The figure looks altogether too much like one form of Mr. Hughes' microphone to allow of its use in an article intended to establish the novelty of Mr. Hughes' discovery.
The omissions from the text are quite as significant. Under the first cut used in Engineering, Mr. Prescott says: "In the latest form of transmitter which Mr. Edison has introduced the vibrating diaphragm is done away with altogether, it having been found that much better results are obtained when a rigid plate of metal is substituted in its place.... The inflexible plate, of course, merely serves, in consequence of its comparatively large area, to concentrate a considerable portion of the sonorous waves upon the small carbon disk or button; a much greater degree of pressure for any given effort of the speaker is thus brought to bear on the disk than could be obtained if only its small surface alone were used."
The Engineering writer coolly suppresses this important statement. He does worse: he puts in its place the false statement that "the essential principle of Mr. Edison's transmitter consists in causing a diaphragm, vibrating under the influence of sonorous vibrations, to vary the pressure upon, and therefore the resistance of, a piece of carbon," and so on.
A little further on, while repeating Mr. Edison's account of the experiments which led to the abandonment of the vibrating diaphragm (page 226 of Mr. Prescott's book), the Engineering writer drops out the following remark by Mr. Edison: "I discovered that my principle, unlike all other acoustical devices for the transmission of speech, did not require any vibration of the diaphragm—that, in fact, the sound waves could be transformed into electrical pulsations without the movement of any intervening mechanism."
Worse yet, in the very face of Mr.
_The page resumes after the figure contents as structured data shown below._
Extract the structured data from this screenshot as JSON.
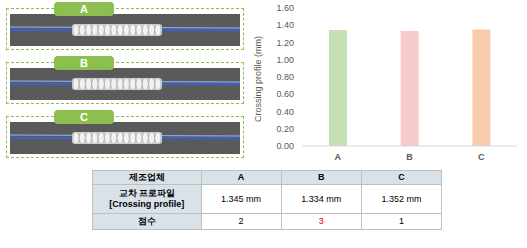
{
  "panels": [
    {
      "label": "A"
    },
    {
      "label": "B"
    },
    {
      "label": "C"
    }
  ],
  "chart_data": {
    "type": "bar",
    "categories": [
      "A",
      "B",
      "C"
    ],
    "values": [
      1.345,
      1.334,
      1.352
    ],
    "colors": [
      "#c5e0b4",
      "#f8cbcb",
      "#f8cbad"
    ],
    "ylabel": "Crossing profile (mm)",
    "ylim": [
      0,
      1.6
    ],
    "yticks": [
      {
        "value": 0,
        "label": "0.00"
      },
      {
        "value": 0.2,
        "label": "0.20"
      },
      {
        "value": 0.4,
        "label": "0.40"
      },
      {
        "value": 0.6,
        "label": "0.60"
      },
      {
        "value": 0.8,
        "label": "0.80"
      },
      {
        "value": 1.0,
        "label": "1.00"
      },
      {
        "value": 1.2,
        "label": "1.20"
      },
      {
        "value": 1.4,
        "label": "1.40"
      },
      {
        "value": 1.6,
        "label": "1.60"
      }
    ],
    "grid": false
  },
  "table": {
    "header": [
      "제조업체",
      "A",
      "B",
      "C"
    ],
    "rows": [
      [
        "교차 프로파일\n[Crossing profile]",
        "1.345 mm",
        "1.334 mm",
        "1.352 mm"
      ],
      [
        "점수",
        "2",
        "3",
        "1"
      ]
    ]
  }
}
Edison's assertion to the contrary—an assertion which he could not by any possibility have overlooked—this most unscientific journalist says: "Mr. Edison finds it necessary to insert a diaphragm in all forms of his apparatus, that being the mechanical contrivance employed by which sonorous vibrations are converted into variations of mechanical pressure, and by which variations in the conductivity of the carbon or other material is insured.... On the other hand, Mr. Hughes employs no diaphragm at all, the sonorous vibrations in his apparatus acting directly upon the conducting material or through whatever solid substance to which they may be attached."
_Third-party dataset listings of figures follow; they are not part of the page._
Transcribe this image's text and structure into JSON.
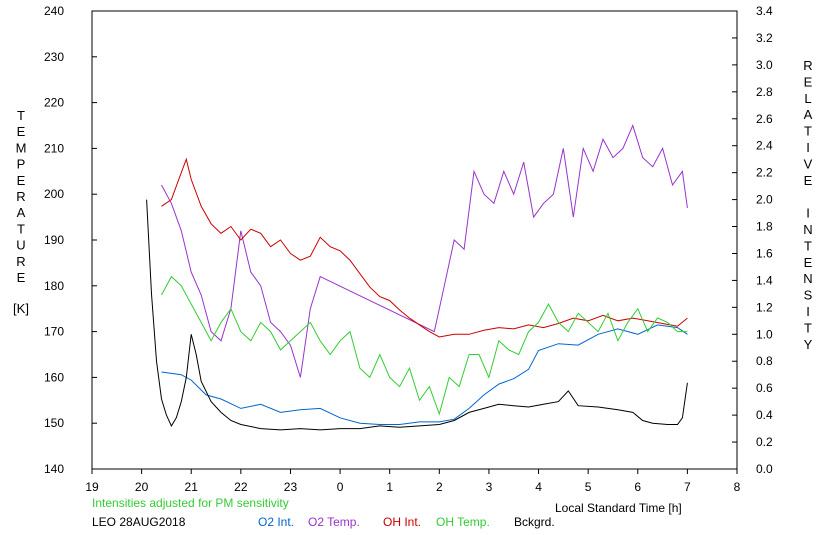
{
  "chart_data": {
    "type": "line",
    "xlabel": "Local Standard Time [h]",
    "ylabel_left_letters": [
      "T",
      "E",
      "M",
      "P",
      "E",
      "R",
      "A",
      "T",
      "U",
      "R",
      "E"
    ],
    "ylabel_left_unit": "[K]",
    "ylabel_right_words": [
      [
        "R",
        "E",
        "L",
        "A",
        "T",
        "I",
        "V",
        "E"
      ],
      [
        "I",
        "N",
        "T",
        "E",
        "N",
        "S",
        "I",
        "T",
        "Y"
      ]
    ],
    "x_ticks": [
      "19",
      "20",
      "21",
      "22",
      "23",
      "0",
      "1",
      "2",
      "3",
      "4",
      "5",
      "6",
      "7",
      "8"
    ],
    "xlim": [
      19,
      32
    ],
    "y_left_ticks": [
      "140",
      "150",
      "160",
      "170",
      "180",
      "190",
      "200",
      "210",
      "220",
      "230",
      "240"
    ],
    "ylim_left": [
      140,
      240
    ],
    "y_right_ticks": [
      "0.0",
      "0.2",
      "0.4",
      "0.6",
      "0.8",
      "1.0",
      "1.2",
      "1.4",
      "1.6",
      "1.8",
      "2.0",
      "2.2",
      "2.4",
      "2.6",
      "2.8",
      "3.0",
      "3.2",
      "3.4"
    ],
    "ylim_right": [
      0,
      3.4
    ],
    "note": "Intensities adjusted for PM sensitivity",
    "station_date": "LEO 28AUG2018",
    "grid": false,
    "series": [
      {
        "name": "O2 Int.",
        "axis": "right",
        "color": "#0066cc",
        "x": [
          20.4,
          20.8,
          21.0,
          21.3,
          21.6,
          22.0,
          22.4,
          22.8,
          23.2,
          23.6,
          24.0,
          24.4,
          24.8,
          25.2,
          25.6,
          26.0,
          26.3,
          26.6,
          26.9,
          27.2,
          27.5,
          27.8,
          28.0,
          28.4,
          28.8,
          29.2,
          29.6,
          30.0,
          30.4,
          30.8,
          31.0
        ],
        "y": [
          0.72,
          0.7,
          0.66,
          0.55,
          0.52,
          0.45,
          0.48,
          0.42,
          0.44,
          0.45,
          0.38,
          0.34,
          0.33,
          0.33,
          0.35,
          0.35,
          0.37,
          0.45,
          0.55,
          0.63,
          0.67,
          0.74,
          0.88,
          0.93,
          0.92,
          1.0,
          1.04,
          1.0,
          1.07,
          1.05,
          1.0
        ]
      },
      {
        "name": "O2 Temp.",
        "axis": "left",
        "color": "#9933cc",
        "x": [
          20.4,
          20.6,
          20.8,
          21.0,
          21.2,
          21.4,
          21.6,
          21.8,
          22.0,
          22.2,
          22.4,
          22.6,
          22.8,
          23.0,
          23.2,
          23.4,
          23.6,
          25.9,
          26.1,
          26.3,
          26.5,
          26.7,
          26.9,
          27.1,
          27.3,
          27.5,
          27.7,
          27.9,
          28.1,
          28.3,
          28.5,
          28.7,
          28.9,
          29.1,
          29.3,
          29.5,
          29.7,
          29.9,
          30.1,
          30.3,
          30.5,
          30.7,
          30.9,
          31.0
        ],
        "y": [
          202,
          198,
          192,
          183,
          178,
          170,
          168,
          175,
          192,
          183,
          180,
          172,
          170,
          167,
          160,
          175,
          182,
          170,
          180,
          190,
          188,
          205,
          200,
          198,
          205,
          200,
          207,
          195,
          198,
          200,
          210,
          195,
          210,
          205,
          212,
          208,
          210,
          215,
          208,
          206,
          210,
          202,
          205,
          197
        ]
      },
      {
        "name": "OH Int.",
        "axis": "right",
        "color": "#cc0000",
        "x": [
          20.4,
          20.6,
          20.8,
          20.9,
          21.0,
          21.2,
          21.4,
          21.6,
          21.8,
          22.0,
          22.2,
          22.4,
          22.6,
          22.8,
          23.0,
          23.2,
          23.4,
          23.6,
          23.8,
          24.0,
          24.2,
          24.4,
          24.6,
          24.8,
          25.0,
          25.2,
          25.4,
          25.6,
          25.8,
          26.0,
          26.3,
          26.6,
          26.9,
          27.2,
          27.5,
          27.8,
          28.1,
          28.4,
          28.7,
          29.0,
          29.3,
          29.6,
          29.9,
          30.2,
          30.5,
          30.8,
          31.0
        ],
        "y": [
          1.95,
          2.0,
          2.2,
          2.3,
          2.15,
          1.95,
          1.82,
          1.75,
          1.8,
          1.7,
          1.78,
          1.75,
          1.65,
          1.7,
          1.6,
          1.55,
          1.58,
          1.72,
          1.65,
          1.62,
          1.55,
          1.45,
          1.35,
          1.28,
          1.25,
          1.18,
          1.12,
          1.07,
          1.02,
          0.98,
          1.0,
          1.0,
          1.03,
          1.05,
          1.04,
          1.07,
          1.05,
          1.08,
          1.12,
          1.1,
          1.14,
          1.1,
          1.12,
          1.1,
          1.08,
          1.06,
          1.12
        ]
      },
      {
        "name": "OH Temp.",
        "axis": "left",
        "color": "#33cc33",
        "x": [
          20.4,
          20.6,
          20.8,
          21.0,
          21.2,
          21.4,
          21.6,
          21.8,
          22.0,
          22.2,
          22.4,
          22.6,
          22.8,
          23.0,
          23.2,
          23.4,
          23.6,
          23.8,
          24.0,
          24.2,
          24.4,
          24.6,
          24.8,
          25.0,
          25.2,
          25.4,
          25.6,
          25.8,
          26.0,
          26.2,
          26.4,
          26.6,
          26.8,
          27.0,
          27.2,
          27.4,
          27.6,
          27.8,
          28.0,
          28.2,
          28.4,
          28.6,
          28.8,
          29.0,
          29.2,
          29.4,
          29.6,
          29.8,
          30.0,
          30.2,
          30.4,
          30.6,
          30.8,
          31.0
        ],
        "y": [
          178,
          182,
          180,
          176,
          172,
          168,
          172,
          175,
          170,
          168,
          172,
          170,
          166,
          168,
          170,
          172,
          168,
          165,
          168,
          170,
          162,
          160,
          165,
          160,
          158,
          162,
          155,
          158,
          152,
          160,
          158,
          165,
          165,
          160,
          168,
          166,
          165,
          170,
          172,
          176,
          172,
          170,
          174,
          172,
          170,
          174,
          168,
          172,
          175,
          170,
          173,
          172,
          170,
          170
        ]
      },
      {
        "name": "Bckgrd.",
        "axis": "right",
        "color": "#000000",
        "x": [
          20.1,
          20.2,
          20.3,
          20.4,
          20.5,
          20.6,
          20.7,
          20.8,
          20.9,
          21.0,
          21.1,
          21.2,
          21.4,
          21.6,
          21.8,
          22.0,
          22.4,
          22.8,
          23.2,
          23.6,
          24.0,
          24.4,
          24.8,
          25.2,
          25.6,
          26.0,
          26.3,
          26.6,
          26.9,
          27.2,
          27.5,
          27.8,
          28.1,
          28.4,
          28.6,
          28.8,
          29.2,
          29.6,
          29.9,
          30.1,
          30.3,
          30.6,
          30.8,
          30.9,
          31.0
        ],
        "y": [
          2.0,
          1.3,
          0.8,
          0.52,
          0.4,
          0.32,
          0.38,
          0.5,
          0.68,
          1.0,
          0.85,
          0.65,
          0.5,
          0.42,
          0.36,
          0.33,
          0.3,
          0.29,
          0.3,
          0.29,
          0.3,
          0.3,
          0.32,
          0.31,
          0.32,
          0.33,
          0.36,
          0.42,
          0.45,
          0.48,
          0.47,
          0.46,
          0.48,
          0.5,
          0.58,
          0.47,
          0.46,
          0.44,
          0.42,
          0.36,
          0.34,
          0.33,
          0.33,
          0.38,
          0.64
        ]
      }
    ]
  }
}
In this way throughout the offending article, the writer persistently robs Edison to magnify Hughes, giving credit to Mr. Hughes for exactly what he has suppressed from Mr. Prescott's book. To insist as he does, that, because Mr. Edison covers his carbon button with a rigid iron plate, in his very practical telephone, therefore a vibrating diaphragm is an essential feature of Mr. Edison's invention, is a very shallow quibble in the face of Mr. Edison's and Mr. Prescott's statements that the carbon button acts precisely the same in the absence of such covering, though not so strongly. Mr. Edison's laboratory records show a great variety of experiments in which the carbon was talked against without "any intervening mechanism." In a telephone for popular use, however, to be held in the hand, turned upside down, talked into, exposed to dust and the weather, it was obviously necessary to use some means for holding the carbon in place, and to prevent its sensitiveness from being destroyed by dirt and the moisture of the breath when in use. For this purpose a rigid iron partition seemed at once convenient and durable. It is not in any sense a "vibrating diaphragm."